Program Design and Delivery

The performance and outcomes of the Discovery Grants program are measured against three program objectives:

  1. promote and maintain a diversified base of high-quality research capability in the natural sciences and engineering in Canadian universities;
  2. foster research excellence; and
  3. provide a stimulating environment for research training.

Applicants to the Discovery Grants program are assessed on the following three selection criteria, as judged by their peers:

  1. the excellence of the researcher(s) as demonstrated by the quality and impact of their recent research achievements;
  2. the merit of their research proposal; and
  3. their achievements in, and plans for, research training.

Currently, these three program selection criteria are equally weighted.

Q. 3 ? Do you believe that this is appropriate, based on the three program objectives, or should certain criteria be weighted higher or lower relative to the other criteria, and why?

Members responding agreed that all three program objectives should be assessed but differed in the proportions that they believe should be assigned to the criteria. Several suggested the HQP criteria should be weighted less than the other two criteria.

In 2009 and 2010, NSERC implemented a new peer review system, which involved the following changes:

  1. a two-stage review process that decouples the merit assessment of applications from the funding decision;
  2. a merit assessment that provides a rating for each of the three selection criteria based on a common set of Merit Indicators; and
  3. a new committee structure made up of 12 Evaluation Groups that function in a conference model.

Q. 4 ? Does the new peer-review system enable NSERC to ensure consistency and fairness in the assessment process, across applications?

Members expressed general satisfaction with the new peer-review system.

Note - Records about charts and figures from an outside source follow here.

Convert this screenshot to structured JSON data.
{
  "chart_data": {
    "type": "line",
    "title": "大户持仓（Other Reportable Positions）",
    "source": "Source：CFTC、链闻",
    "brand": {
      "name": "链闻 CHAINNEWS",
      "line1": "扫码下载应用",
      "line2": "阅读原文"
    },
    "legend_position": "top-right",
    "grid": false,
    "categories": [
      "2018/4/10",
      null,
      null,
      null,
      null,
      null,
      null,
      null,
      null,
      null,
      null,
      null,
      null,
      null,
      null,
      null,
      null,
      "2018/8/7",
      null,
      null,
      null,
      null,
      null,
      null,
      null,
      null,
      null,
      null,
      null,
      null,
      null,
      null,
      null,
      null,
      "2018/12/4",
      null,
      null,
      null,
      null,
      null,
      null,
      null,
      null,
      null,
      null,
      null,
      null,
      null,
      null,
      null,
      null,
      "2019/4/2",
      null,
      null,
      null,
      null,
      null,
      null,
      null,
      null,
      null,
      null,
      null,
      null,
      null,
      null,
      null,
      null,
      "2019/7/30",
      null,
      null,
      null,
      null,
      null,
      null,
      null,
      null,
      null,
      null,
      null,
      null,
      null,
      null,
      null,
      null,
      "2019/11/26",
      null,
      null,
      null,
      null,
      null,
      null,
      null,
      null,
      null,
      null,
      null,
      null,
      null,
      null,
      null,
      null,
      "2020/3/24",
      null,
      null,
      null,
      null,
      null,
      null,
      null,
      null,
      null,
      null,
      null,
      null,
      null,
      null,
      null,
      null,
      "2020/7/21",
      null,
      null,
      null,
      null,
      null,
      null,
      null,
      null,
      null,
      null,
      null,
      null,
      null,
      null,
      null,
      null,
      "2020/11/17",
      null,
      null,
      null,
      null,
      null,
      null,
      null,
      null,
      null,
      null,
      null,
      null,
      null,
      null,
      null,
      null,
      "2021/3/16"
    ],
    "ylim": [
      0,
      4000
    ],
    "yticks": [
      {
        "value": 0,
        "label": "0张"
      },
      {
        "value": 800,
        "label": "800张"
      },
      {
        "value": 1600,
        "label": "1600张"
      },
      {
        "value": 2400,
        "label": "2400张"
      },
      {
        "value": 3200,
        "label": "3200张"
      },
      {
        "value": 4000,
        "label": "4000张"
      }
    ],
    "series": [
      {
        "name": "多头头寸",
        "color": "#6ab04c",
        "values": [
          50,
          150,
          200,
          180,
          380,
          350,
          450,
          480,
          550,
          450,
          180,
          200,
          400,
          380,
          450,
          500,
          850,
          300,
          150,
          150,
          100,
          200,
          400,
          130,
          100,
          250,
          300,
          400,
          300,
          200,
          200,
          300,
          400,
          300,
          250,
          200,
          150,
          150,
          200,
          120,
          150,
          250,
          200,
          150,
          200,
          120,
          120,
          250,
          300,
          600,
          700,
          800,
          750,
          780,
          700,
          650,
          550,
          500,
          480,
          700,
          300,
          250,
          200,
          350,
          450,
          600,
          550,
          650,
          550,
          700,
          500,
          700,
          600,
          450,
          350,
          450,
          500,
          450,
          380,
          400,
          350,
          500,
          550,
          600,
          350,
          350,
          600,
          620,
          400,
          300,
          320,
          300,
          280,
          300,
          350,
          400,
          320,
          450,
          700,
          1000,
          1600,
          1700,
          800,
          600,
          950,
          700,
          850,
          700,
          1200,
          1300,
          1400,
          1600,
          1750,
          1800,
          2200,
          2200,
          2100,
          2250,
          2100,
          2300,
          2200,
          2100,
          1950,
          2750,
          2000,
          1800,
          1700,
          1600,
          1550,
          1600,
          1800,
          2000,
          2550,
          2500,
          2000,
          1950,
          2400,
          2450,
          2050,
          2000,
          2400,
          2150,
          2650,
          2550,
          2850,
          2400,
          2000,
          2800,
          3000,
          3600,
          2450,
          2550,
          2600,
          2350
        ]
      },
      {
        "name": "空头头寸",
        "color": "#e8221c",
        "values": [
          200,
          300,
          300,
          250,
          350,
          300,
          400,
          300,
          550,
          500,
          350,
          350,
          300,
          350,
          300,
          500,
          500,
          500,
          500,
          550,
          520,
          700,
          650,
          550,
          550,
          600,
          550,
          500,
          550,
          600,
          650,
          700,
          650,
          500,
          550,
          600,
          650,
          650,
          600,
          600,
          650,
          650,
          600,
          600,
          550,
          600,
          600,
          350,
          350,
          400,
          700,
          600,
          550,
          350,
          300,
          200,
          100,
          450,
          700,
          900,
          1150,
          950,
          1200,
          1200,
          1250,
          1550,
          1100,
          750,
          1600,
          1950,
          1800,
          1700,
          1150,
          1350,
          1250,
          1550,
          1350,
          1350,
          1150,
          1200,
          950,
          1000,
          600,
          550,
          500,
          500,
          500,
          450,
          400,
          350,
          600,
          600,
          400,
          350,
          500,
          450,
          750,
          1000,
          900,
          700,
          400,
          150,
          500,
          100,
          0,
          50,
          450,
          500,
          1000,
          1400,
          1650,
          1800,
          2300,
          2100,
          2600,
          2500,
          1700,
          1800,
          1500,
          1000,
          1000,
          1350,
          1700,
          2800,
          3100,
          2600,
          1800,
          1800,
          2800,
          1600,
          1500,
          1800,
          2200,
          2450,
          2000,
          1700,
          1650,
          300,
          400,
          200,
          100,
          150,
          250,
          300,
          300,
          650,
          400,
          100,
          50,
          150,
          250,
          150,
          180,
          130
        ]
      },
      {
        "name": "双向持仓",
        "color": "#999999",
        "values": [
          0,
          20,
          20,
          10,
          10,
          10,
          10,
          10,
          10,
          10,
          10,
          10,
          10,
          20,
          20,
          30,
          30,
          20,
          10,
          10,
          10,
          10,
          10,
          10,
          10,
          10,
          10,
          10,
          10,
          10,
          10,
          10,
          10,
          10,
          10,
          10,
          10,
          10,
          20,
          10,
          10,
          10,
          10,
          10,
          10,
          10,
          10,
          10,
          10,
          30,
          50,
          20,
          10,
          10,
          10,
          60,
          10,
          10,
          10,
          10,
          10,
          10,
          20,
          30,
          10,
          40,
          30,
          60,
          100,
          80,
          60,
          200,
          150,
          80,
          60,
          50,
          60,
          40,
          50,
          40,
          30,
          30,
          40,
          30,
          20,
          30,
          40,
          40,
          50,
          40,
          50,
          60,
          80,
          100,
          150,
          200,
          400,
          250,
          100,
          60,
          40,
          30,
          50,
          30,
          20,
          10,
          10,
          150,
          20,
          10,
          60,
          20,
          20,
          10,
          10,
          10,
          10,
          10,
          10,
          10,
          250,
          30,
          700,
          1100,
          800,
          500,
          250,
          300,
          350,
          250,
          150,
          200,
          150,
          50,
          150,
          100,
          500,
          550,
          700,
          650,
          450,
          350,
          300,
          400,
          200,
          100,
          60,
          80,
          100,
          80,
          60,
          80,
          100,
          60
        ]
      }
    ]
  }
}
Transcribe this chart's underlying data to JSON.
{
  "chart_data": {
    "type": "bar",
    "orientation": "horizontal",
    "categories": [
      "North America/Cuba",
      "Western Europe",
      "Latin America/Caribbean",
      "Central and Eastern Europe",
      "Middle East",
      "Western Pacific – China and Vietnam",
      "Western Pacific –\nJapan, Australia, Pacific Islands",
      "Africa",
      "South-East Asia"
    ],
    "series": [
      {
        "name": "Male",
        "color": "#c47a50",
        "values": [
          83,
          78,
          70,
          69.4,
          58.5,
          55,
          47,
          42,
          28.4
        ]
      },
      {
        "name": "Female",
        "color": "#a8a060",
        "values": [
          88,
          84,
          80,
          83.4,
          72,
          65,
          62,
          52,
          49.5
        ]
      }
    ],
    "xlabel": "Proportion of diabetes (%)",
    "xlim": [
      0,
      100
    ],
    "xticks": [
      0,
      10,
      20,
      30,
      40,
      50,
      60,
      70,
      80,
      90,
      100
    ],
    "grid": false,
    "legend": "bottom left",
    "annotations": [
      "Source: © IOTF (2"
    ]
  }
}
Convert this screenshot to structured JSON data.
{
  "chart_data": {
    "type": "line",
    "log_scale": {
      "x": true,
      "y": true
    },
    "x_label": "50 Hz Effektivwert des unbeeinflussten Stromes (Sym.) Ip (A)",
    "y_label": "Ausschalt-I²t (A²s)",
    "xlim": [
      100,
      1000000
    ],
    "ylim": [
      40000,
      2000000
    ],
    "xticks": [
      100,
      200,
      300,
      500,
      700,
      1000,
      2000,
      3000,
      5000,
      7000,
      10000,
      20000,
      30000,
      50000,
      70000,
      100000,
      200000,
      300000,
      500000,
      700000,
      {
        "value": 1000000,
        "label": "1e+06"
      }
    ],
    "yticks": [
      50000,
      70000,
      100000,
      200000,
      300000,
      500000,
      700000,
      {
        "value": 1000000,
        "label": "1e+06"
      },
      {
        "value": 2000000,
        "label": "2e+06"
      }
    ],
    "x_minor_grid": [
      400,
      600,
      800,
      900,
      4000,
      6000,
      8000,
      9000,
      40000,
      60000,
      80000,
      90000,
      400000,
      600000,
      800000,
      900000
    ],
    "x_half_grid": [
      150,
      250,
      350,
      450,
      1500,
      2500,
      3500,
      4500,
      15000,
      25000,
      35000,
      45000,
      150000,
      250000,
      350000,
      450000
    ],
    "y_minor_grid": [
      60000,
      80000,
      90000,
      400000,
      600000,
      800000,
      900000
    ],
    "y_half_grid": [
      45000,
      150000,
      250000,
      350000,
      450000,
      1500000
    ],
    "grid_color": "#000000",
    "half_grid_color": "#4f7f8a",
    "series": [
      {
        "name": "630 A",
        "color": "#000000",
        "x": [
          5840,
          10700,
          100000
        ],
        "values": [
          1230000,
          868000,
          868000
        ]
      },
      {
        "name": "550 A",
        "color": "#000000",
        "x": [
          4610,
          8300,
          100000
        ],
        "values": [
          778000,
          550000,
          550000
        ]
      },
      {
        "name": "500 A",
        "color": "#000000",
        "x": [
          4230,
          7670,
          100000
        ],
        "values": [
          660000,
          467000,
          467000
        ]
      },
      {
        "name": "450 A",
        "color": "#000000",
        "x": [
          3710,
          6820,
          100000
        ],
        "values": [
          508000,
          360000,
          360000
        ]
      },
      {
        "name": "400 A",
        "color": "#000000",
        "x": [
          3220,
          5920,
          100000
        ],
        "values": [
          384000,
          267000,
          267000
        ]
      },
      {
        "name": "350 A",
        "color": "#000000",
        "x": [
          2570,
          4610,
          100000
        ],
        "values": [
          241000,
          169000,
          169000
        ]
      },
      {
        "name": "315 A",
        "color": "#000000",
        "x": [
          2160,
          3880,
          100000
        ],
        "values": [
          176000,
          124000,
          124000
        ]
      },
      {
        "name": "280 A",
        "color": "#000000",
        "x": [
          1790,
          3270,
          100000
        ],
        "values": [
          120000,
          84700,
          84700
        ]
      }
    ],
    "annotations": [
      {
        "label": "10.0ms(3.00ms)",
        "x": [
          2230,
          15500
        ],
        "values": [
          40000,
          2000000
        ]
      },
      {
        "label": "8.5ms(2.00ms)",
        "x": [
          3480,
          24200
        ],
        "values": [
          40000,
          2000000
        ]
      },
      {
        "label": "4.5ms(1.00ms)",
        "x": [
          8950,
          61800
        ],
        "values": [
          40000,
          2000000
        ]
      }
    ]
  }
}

As one member stated “Peer review is a human system and, as such, will never be perfect. But the one we use now is probably better than the alternatives.”

Q. 5 ? Does the new peer-review system enable meritorious applicants, regardless of their career stage, to increase their funding more quickly?

One member answered this question as follows. “YES with the exception of HQP. By virtue of their ‘newness’ in the system, ECR generally score moderate for HQP, with a few getting strong. It is recognized that new faculty in a first tenure-track position cannot possibly have the same HQP record as an ER, even with a stellar training plan. This is accounted for to some extent by funding to bin K for ECR. However, beyond that, anyone can get into a high funding bin if they have the past record and an excellent proposal.” I would concur with this but would add that the overall funding available for the Discovery Grants program does put a brake on the level of increased funding available for applicants at all career stages.